PURPOSE: The initial management of patients presenting with orbital inflammatory syndromes (OIS) varies - with some pursuing a diagnostic workup while others treat without any testing. The evidence behind this rationale is limited. A review of patients with orbital inflammation is performed with analysis of diagnostic testing to develop a workflow for such patients.

DESIGN: A retrospective review of patients presenting with acute orbital inflammation at a single institution from 2011 - 2020 was conducted.

METHODS: Orbital imaging was required for inclusion. Patients with high suspicion of neoplasm, bacterial infection, vascular malformation, or thyroid eye disease were excluded. Review of presenting clinical findings, laboratory workup, orbital imaging, and biopsy were performed. Statistical analysis was performed identifying statistically significant diagnostic and treatment maneuvers.
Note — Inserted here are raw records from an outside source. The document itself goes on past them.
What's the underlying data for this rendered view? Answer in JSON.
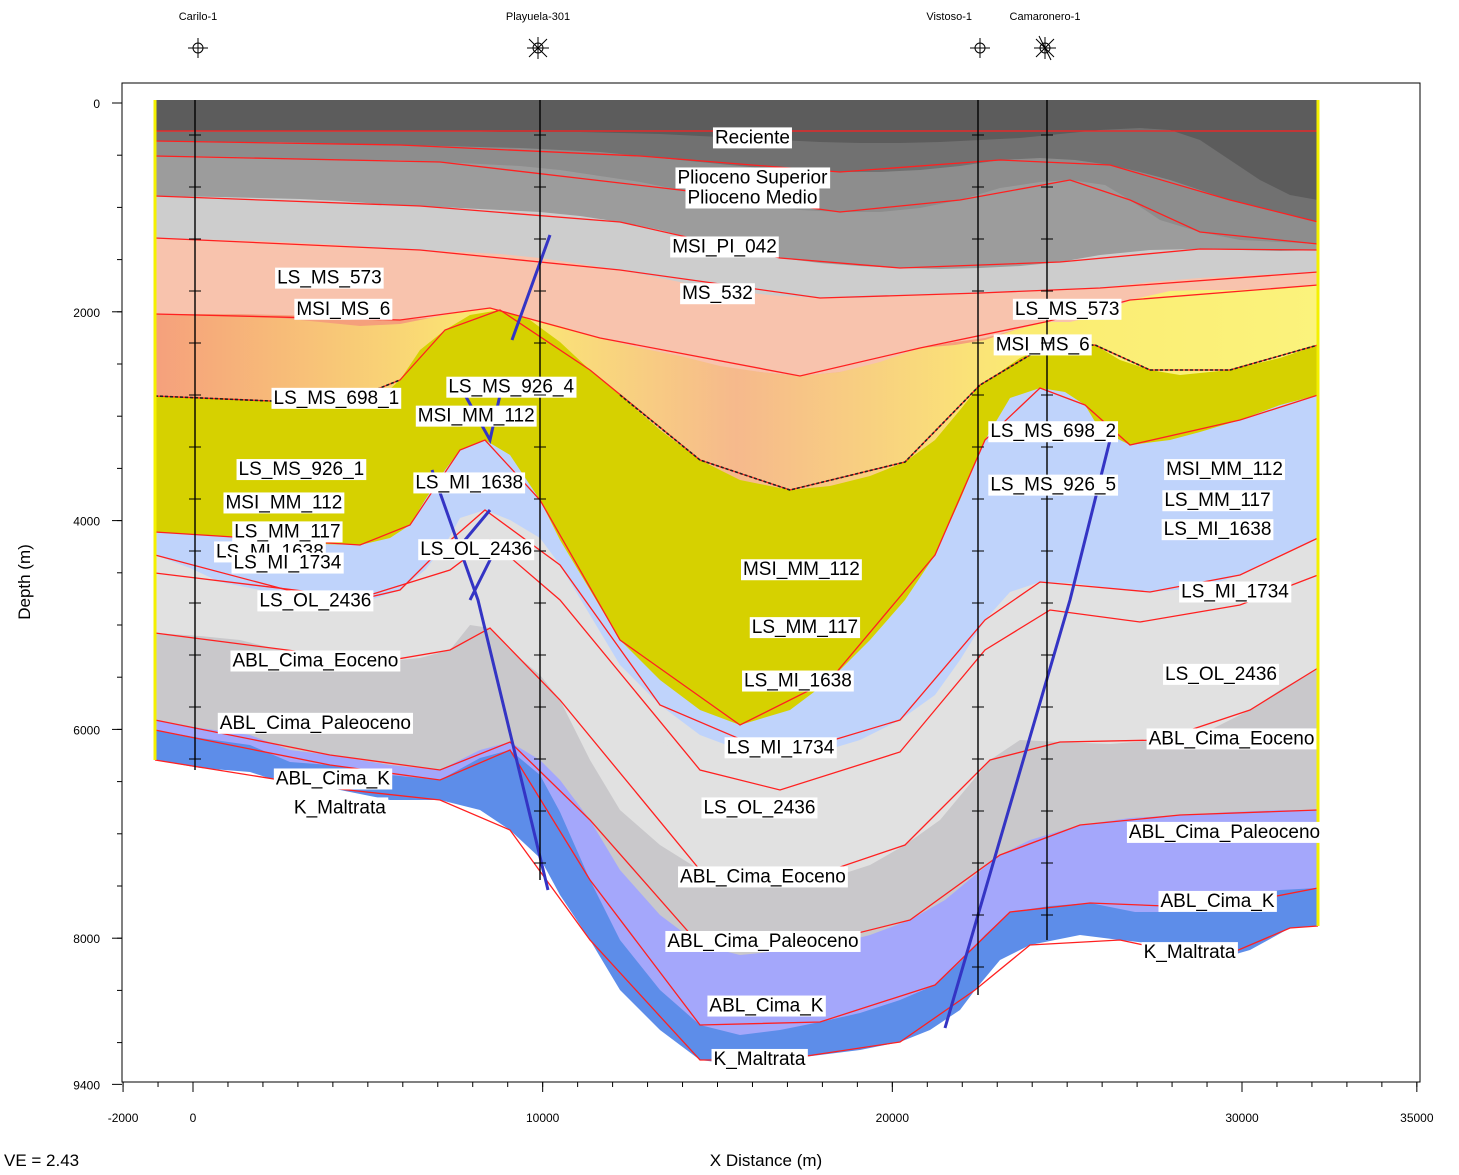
{
  "chart_data": {
    "type": "cross_section",
    "title": "",
    "xlabel": "X Distance (m)",
    "ylabel": "Depth (m)",
    "ve_note": "VE = 2.43",
    "xlim": [
      -2000,
      35000
    ],
    "ylim": [
      0,
      9400
    ],
    "x_ticks": [
      "-2000",
      "0",
      "10000",
      "20000",
      "30000",
      "35000"
    ],
    "y_ticks": [
      "0",
      "2000",
      "4000",
      "6000",
      "8000",
      "9400"
    ],
    "wells": [
      {
        "name": "Carilo-1",
        "x": 0,
        "symbol": "dry-well"
      },
      {
        "name": "Playuela-301",
        "x": 10000,
        "symbol": "gas-well"
      },
      {
        "name": "Vistoso-1",
        "x": 22500,
        "symbol": "dry-well"
      },
      {
        "name": "Camaronero-1",
        "x": 24500,
        "symbol": "gas-abandoned-well"
      }
    ],
    "colors": {
      "reciente": "#5c5c5c",
      "plioceno": "#777777",
      "msi_pl": "#9c9c9c",
      "ms_532": "#cdcdcd",
      "ls_ms_573": "#f6a98e",
      "ls_ms_698": "#f5a07c",
      "upper_yellow": "#fbec72",
      "mm_yellow": "#d6d100",
      "ol": "#bfd3fb",
      "eoceno": "#e1e1e1",
      "paleoceno": "#c9c8cb",
      "cima_k": "#a4a7fb",
      "maltrata": "#5d8de9",
      "horizon": "#ff2020",
      "fault": "#3434c4",
      "border": "#f4f000"
    },
    "labels": [
      {
        "text": "Reciente",
        "x": 16000,
        "y": 150
      },
      {
        "text": "Plioceno Superior",
        "x": 16000,
        "y": 330
      },
      {
        "text": "Plioceno Medio",
        "x": 16000,
        "y": 420
      },
      {
        "text": "MSI_PI_042",
        "x": 15200,
        "y": 640
      },
      {
        "text": "MS_532",
        "x": 15000,
        "y": 850
      },
      {
        "text": "LS_MS_573",
        "x": 3900,
        "y": 780
      },
      {
        "text": "MSI_MS_6",
        "x": 4300,
        "y": 920
      },
      {
        "text": "LS_MS_698_1",
        "x": 4100,
        "y": 1320
      },
      {
        "text": "LS_MS_926_1",
        "x": 3100,
        "y": 1640
      },
      {
        "text": "MSI_MM_112",
        "x": 2600,
        "y": 1790
      },
      {
        "text": "LS_MM_117",
        "x": 2700,
        "y": 1920
      },
      {
        "text": "LS_MI_1638",
        "x": 2200,
        "y": 2010
      },
      {
        "text": "LS_MI_1734",
        "x": 2700,
        "y": 2060
      },
      {
        "text": "LS_OL_2436",
        "x": 3500,
        "y": 2230
      },
      {
        "text": "ABL_Cima_Eoceno",
        "x": 3500,
        "y": 2500
      },
      {
        "text": "ABL_Cima_Paleoceno",
        "x": 3500,
        "y": 2780
      },
      {
        "text": "ABL_Cima_K",
        "x": 4000,
        "y": 3030
      },
      {
        "text": "K_Maltrata",
        "x": 4200,
        "y": 3160
      },
      {
        "text": "LS_MS_926_4",
        "x": 9100,
        "y": 1270
      },
      {
        "text": "MSI_MM_112",
        "x": 8100,
        "y": 1400
      },
      {
        "text": "LS_MI_1638",
        "x": 7900,
        "y": 1700
      },
      {
        "text": "LS_OL_2436",
        "x": 8100,
        "y": 2000
      },
      {
        "text": "LS_MS_573",
        "x": 25000,
        "y": 920
      },
      {
        "text": "MSI_MS_6",
        "x": 24300,
        "y": 1080
      },
      {
        "text": "LS_MS_698_2",
        "x": 24600,
        "y": 1470
      },
      {
        "text": "LS_MS_926_5",
        "x": 24600,
        "y": 1710
      },
      {
        "text": "MSI_MM_112",
        "x": 17400,
        "y": 2090
      },
      {
        "text": "LS_MM_117",
        "x": 17500,
        "y": 2350
      },
      {
        "text": "LS_MI_1638",
        "x": 17300,
        "y": 2590
      },
      {
        "text": "LS_MI_1734",
        "x": 16800,
        "y": 2890
      },
      {
        "text": "LS_OL_2436",
        "x": 16200,
        "y": 3160
      },
      {
        "text": "ABL_Cima_Eoceno",
        "x": 16300,
        "y": 3470
      },
      {
        "text": "ABL_Cima_Paleoceno",
        "x": 16300,
        "y": 3760
      },
      {
        "text": "ABL_Cima_K",
        "x": 16400,
        "y": 4050
      },
      {
        "text": "K_Maltrata",
        "x": 16200,
        "y": 4290
      },
      {
        "text": "MSI_MM_112",
        "x": 29500,
        "y": 1640
      },
      {
        "text": "LS_MM_117",
        "x": 29300,
        "y": 1780
      },
      {
        "text": "LS_MI_1638",
        "x": 29300,
        "y": 1910
      },
      {
        "text": "LS_MI_1734",
        "x": 29800,
        "y": 2190
      },
      {
        "text": "LS_OL_2436",
        "x": 29400,
        "y": 2560
      },
      {
        "text": "ABL_Cima_Eoceno",
        "x": 29700,
        "y": 2850
      },
      {
        "text": "ABL_Cima_Paleoceno",
        "x": 29500,
        "y": 3270
      },
      {
        "text": "ABL_Cima_K",
        "x": 29300,
        "y": 3580
      },
      {
        "text": "K_Maltrata",
        "x": 28500,
        "y": 3810
      }
    ]
  }
}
RESULTS: In total, 172 patients met inclusion criteria (66% female, mean age 46 years). The primary clinical presentation was myositis, dacryoadenitis, and infiltrative in 67, 73, and 32 patients (39.0, 43.0, 18.6%, respectively). Laboratory studies were conducted in 145 (84%) while biopsy was performed in 55 (32%). Specific orbital inflammation (SOI) was diagnosed in 29 (16.9%) with most frequent diagnoses being sarcoidosis, IgG4-related disease, inflammatory bowel disease, and systemic lupus erythematosus. The majority (147, 85.5%) was initially treated with steroids, but steroid-sparing agent use was statistically higher in patients with SOI.

CONCLUSIONS: In patients presenting with OIS, distinguishing myositis, dacryoadenitis, and infiltrative disease has workup and differential diagnosis impacts. Because SOI is relatively common, sequelae of SOI, and potential steroid-sparing therapy needs, diagnosis via an evidence-based systemic approach is critical.